Well now if you drive for Lyft as well as Uber keeping records on a calendar year basis got a whole lot harder since Lyft is hiding what the passenger pays from us. Glad I did my first year based on a fiscal year.


----------



## B - uberlyftdriver (Jun 6, 2017)

stride drive does it for me 
and sends me a report to my email


----------



## Hornplayer (Jan 17, 2019)

Launchpad McQuack said:


> It's December 31st. Just a friendly reminder to everybody to record your end-of-2019 / beginning-of-2020 odometer reading tonight (assuming that you operate on a calendar year and not a fiscal year).


I saw that request on my phone on Dec. 31. But I didn't have a chance to enter the year-end odometer reading that day.

Now it's Jan. 2, 2020. How do I enter the year-end odometer reading for the last day of Dec. 2019? Or _where_ should I enter it?


----------



## JaxUberLyft (Jan 9, 2019)

You just need it for tax return. Make an honest reasonable guess at what it was. If you are off by a few miles there is no way anyone anywhere would know or care.


----------



## lyft_rat (Jul 1, 2019)

Launchpad McQuack said:


> It's December 31st. Just a friendly reminder to everybody to record your end-of-2019 / beginning-of-2020 odometer reading tonight (assuming that you operate on a calendar year and not a fiscal year).
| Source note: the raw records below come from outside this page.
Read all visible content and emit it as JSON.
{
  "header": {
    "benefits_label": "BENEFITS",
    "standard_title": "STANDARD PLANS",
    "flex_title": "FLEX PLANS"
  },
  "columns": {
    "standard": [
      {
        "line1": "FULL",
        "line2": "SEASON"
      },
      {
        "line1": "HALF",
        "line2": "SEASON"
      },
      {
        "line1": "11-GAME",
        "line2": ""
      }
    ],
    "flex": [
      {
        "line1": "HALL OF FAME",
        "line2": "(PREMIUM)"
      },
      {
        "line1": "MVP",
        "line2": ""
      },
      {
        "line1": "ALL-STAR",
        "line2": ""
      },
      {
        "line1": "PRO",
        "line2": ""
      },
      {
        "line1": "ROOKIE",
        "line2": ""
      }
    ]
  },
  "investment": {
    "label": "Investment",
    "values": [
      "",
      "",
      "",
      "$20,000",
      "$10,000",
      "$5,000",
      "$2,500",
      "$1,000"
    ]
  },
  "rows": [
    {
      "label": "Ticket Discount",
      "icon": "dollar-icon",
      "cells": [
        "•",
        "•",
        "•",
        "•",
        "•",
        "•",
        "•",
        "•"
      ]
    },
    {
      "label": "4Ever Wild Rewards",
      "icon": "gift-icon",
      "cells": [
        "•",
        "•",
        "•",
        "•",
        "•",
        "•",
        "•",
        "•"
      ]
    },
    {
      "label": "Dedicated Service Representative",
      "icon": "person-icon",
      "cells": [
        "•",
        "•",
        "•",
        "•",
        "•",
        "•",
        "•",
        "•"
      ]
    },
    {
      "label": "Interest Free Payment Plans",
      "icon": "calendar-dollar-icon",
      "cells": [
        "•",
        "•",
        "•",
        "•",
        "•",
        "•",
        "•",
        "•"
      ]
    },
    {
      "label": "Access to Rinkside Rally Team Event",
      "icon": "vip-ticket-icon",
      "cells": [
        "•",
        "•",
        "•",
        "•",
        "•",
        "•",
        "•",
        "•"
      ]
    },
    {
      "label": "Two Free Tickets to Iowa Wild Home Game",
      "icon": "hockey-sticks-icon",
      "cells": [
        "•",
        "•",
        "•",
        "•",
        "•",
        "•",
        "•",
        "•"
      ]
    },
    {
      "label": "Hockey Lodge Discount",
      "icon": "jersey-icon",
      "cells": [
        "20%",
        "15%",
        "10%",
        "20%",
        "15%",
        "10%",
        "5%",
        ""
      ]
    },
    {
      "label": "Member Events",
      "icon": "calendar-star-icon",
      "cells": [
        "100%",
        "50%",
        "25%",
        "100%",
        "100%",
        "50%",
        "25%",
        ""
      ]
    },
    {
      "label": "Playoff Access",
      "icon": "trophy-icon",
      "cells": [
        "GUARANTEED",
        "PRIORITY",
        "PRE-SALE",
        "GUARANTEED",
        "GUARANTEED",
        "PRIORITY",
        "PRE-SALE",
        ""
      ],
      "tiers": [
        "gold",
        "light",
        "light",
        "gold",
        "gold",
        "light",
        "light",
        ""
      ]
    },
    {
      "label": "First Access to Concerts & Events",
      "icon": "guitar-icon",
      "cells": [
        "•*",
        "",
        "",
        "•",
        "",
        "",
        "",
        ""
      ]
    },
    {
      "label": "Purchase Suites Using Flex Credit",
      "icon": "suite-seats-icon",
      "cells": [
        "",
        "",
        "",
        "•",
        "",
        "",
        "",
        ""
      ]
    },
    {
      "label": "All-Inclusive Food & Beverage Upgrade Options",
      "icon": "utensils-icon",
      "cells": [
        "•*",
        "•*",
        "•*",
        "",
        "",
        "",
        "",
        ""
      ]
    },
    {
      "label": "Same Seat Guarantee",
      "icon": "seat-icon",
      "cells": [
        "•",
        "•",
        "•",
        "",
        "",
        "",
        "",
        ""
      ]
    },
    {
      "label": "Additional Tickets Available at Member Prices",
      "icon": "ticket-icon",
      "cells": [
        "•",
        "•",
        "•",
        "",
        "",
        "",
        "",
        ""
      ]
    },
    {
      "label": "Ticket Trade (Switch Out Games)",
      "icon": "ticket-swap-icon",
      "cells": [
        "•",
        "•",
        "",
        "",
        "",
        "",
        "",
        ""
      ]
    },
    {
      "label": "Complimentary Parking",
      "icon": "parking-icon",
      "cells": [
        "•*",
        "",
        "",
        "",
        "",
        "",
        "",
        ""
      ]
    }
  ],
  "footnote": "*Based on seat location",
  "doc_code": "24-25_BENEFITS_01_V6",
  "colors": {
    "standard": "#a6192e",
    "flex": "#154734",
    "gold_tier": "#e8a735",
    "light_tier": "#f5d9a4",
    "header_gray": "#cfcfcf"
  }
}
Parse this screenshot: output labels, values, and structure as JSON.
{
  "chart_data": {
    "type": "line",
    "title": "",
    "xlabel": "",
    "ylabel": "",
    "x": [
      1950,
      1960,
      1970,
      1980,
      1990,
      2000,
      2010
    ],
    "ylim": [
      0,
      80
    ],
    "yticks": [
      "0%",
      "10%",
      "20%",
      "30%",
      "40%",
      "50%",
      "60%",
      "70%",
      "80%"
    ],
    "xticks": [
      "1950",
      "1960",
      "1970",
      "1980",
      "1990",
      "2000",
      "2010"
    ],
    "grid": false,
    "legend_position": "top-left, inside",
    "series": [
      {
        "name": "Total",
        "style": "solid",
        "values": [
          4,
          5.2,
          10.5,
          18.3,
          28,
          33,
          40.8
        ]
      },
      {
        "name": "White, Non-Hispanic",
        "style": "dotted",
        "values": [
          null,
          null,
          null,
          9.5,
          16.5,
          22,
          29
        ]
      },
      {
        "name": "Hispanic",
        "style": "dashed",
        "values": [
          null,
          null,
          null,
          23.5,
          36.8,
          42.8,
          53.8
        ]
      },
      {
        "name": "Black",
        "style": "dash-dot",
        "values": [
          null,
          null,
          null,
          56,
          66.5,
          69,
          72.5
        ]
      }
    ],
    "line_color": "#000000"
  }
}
The Uber tax year ended on Dec. 29. Earnings on the 30 and 31 will be paid in the 2020 tax year.


----------



## Friendly Jack (Nov 17, 2015)

lyft_rat said:


> The Uber tax year ended on Dec. 29. Earnings on the 30 and 31 will be paid in the 2020 tax year.


Mileage is nonetheless deductible in the year incurred and not directly tied to associated earnings.


----------



## lyft_rat (Jul 1, 2019)

Friendly Jack said:


> Mileage is nonetheless deductible in the year incurred and not directly tied to associated earnings.


True. But to keep things simpler in my books, the miles I drove on the week of Dec 30, I say all occurred in the new year. I can say that if I want.


----------



## LD598 (Aug 24, 2016)

lyft_rat said:


> True. But to keep things simpler in my books, the miles I drove on the week of Dec 30, I say all occurred in the new year. I can say that if I want.


You can.... until the IRS asks for your mileage log and wants to know why miles driven in 2019 are being used for your 2020 expenses. The end of the year accounting with these companies is annoying for sure, but I'd still deduct all miles driven in 2019 on your 2019 tax return, even if you're not getting paid for that work until 2020.


----------



## lyft_rat (Jul 1, 2019)

LD598 said:


> You can.... until the IRS asks for your mileage log and wants to know why miles driven in 2019 are being used for your 2020 expenses. The end of the year accounting with these companies is annoying for sure, but I'd still deduct all miles driven in 2019 on your 2019 tax return, even if you're not getting paid for that work until 2020.


Ha ha I said I log that whole week after Jan 1. My log is clean.


----------